The breakdance classes are 45 minutes long, and he teaches from 3 to 8 kids per class. Since joining Bloom Arts Foundation in March 2022, he has discovered outstanding behavior in children that makes his job even better: “The kids are very polite and kind”. 

Breakdance Video

The power of music

Just like in America, Bboy Bathy saw in his homeland how arts education wasn’t something incorporated into the core education curriculum. “People always take it as a waste of time and something that street children could do. That’s how they think of it in my country”, he explains. As a matter of fact, his family disagrees with him becoming a dance teacher and pursuing it as a career. Since the breakdancing style is an urban dance, some people have misconceptions around its history, culture and value. Some even mistaken it for other dance types such as Capoeira or Acrobatics. 
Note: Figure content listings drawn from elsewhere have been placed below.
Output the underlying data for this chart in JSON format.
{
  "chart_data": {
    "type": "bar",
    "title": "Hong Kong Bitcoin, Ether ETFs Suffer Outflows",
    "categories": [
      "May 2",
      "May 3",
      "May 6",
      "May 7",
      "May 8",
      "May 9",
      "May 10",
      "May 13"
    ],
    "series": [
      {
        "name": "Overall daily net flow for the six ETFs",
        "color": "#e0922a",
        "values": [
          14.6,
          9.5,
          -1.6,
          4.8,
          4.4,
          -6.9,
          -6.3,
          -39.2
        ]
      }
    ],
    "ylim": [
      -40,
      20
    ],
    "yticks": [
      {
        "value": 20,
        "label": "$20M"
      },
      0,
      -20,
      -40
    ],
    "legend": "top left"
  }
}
Bboy Bathy makes sure that his classes are fun and full of knowledge to tackle these misconceptions. Kids love them and enjoy the challenge of learning the intricate breakdancing movements. As a professional dancer and teacher, his life changed: “Dance has helped me  mature, meet people, and travel the world.”

He states that he feels like a “hero” when he starts dancing. His students think of him that way too! When he freestyles or demonstrates for his students there are always awe-struck exclamations of wow, wow, wow filling the air as his students cheer him on as he spins on the floor and backflips across the room!  Kids around the world, as Bathy has witnessed, love break dancing and, even to this day, he remembers how inspired, powerful, proud, and full of joy he felt after teaching them dance moves to the fast pace rhythm beats for the first time.

“I think break dancing is like therapy.  When I’m anxious, I dance, and it helps that feeling go away. Also, through our movements and while dancing, we send messages.”  BAF is grateful to have an incredible teacher like Bboy Bathy to pass on those messages through his dance of hope, joy and confidence to our students.